At about three in the afternoon, on a too-hot mid-June day here in Madison, it turned dark as dusk. The wind picked up hard, rain lashed our roof, and the tall shagbark hickories surrounding our house began tipping this way and that, shedding branches and leaves like giddy dogs shed water. My computer screen flickered—I was in the middle of a writing project, fingers hovering over my keyboard—and the electricity went out.
“Are you okay?” I called to my husband working upstairs. “Flashlight?” he answered. “Tornado?” I replied.
But by the time we found a couple flashlights, the brief spat of rain and high winds had stopped. The daylight returned to normal levels—our electricity did not.
The power company’s calm, disaffected voice-recording told us to “plan for an extended period without power.”
“How ‘extensive’?” I asked my husband, using air quotes for emphasis.
We’d recently finished watching the post-apocalyptic TV series Station Eleven. Within a few days of that story’s disaster, the dead were everywhere. So my pandemic-affected, climate-change sensitized brain quickly shift into apocalypse mode.
I looked at our refrigerator. How long did we have before food would spoil?
My husband and I picked up our phones. Who should we call first?
Our moms. Then we’d order pizza.
Turns out “extensive” wasn’t all of Madison—just 19,000 households.

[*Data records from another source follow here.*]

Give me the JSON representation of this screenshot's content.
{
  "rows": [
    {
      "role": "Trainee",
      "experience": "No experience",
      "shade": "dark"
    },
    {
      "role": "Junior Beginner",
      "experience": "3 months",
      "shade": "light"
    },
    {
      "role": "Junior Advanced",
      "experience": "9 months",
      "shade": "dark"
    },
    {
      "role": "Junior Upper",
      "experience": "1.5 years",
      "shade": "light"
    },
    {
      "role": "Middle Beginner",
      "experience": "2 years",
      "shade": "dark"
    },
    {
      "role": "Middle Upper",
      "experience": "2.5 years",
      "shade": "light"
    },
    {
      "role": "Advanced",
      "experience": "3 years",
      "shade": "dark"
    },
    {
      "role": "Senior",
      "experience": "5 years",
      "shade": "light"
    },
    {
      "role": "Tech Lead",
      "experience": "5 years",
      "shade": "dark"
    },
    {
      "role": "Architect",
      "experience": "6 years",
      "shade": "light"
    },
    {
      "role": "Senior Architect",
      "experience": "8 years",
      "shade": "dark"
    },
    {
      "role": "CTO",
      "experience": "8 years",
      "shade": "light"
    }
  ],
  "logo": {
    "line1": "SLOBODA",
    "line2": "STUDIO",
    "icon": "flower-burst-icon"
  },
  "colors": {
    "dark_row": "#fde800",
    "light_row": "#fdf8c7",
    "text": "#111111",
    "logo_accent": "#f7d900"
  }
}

Still, a lot of people. But not apocalypse level. The teen I talked with at Glass Nickel Pizza, a little over a mile from us, was oblivious. It hadn’t even rained over there. The pizza ovens were just fine.

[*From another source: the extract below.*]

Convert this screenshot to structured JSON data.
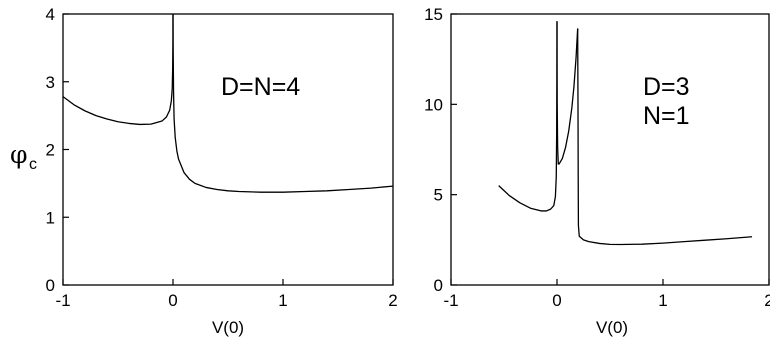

We ate half our pizza for dinner, gave the other half to my sister’s family a few blocks away. We chatted with neighbors. And went for a walk like we do every day, this time more mindful of the light than usual.
The sun had come out again and we were keenly aware it was lowering. We’d been on walks like this often in the late afternoon, though rarely gave the sun’s position in the sky a second thought. Yet people had lived by the sun, without electricity, for hundreds of thousands of years. Most of recorded history.

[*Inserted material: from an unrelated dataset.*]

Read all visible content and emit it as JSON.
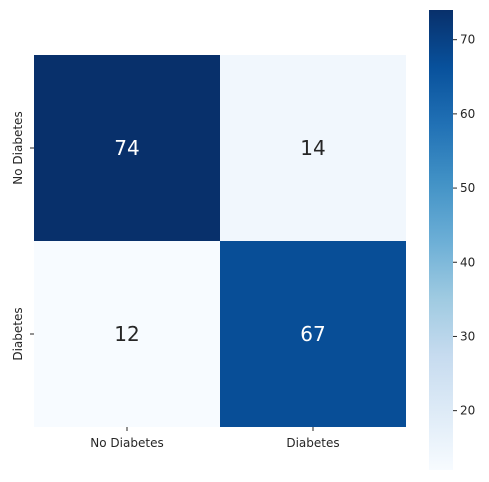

I reached for my husband’s hand as we turned a corner towards our darkening house, feeling the urgency and predictably of natural light moving through us. Had we done enough so far that day? Was there enough time for it all? There was so little left of the light. Yet we felt less worried about hurrying to finish, too. We had turned our phones off. Our electric clocks weren’t working and we didn’t mind. When we returned home we found matches, sat in comfortable chairs in front of our powerless TV, then settled in to read by candlelight.
And when the power kicked in late in the evening, we didn’t turn the lights back on.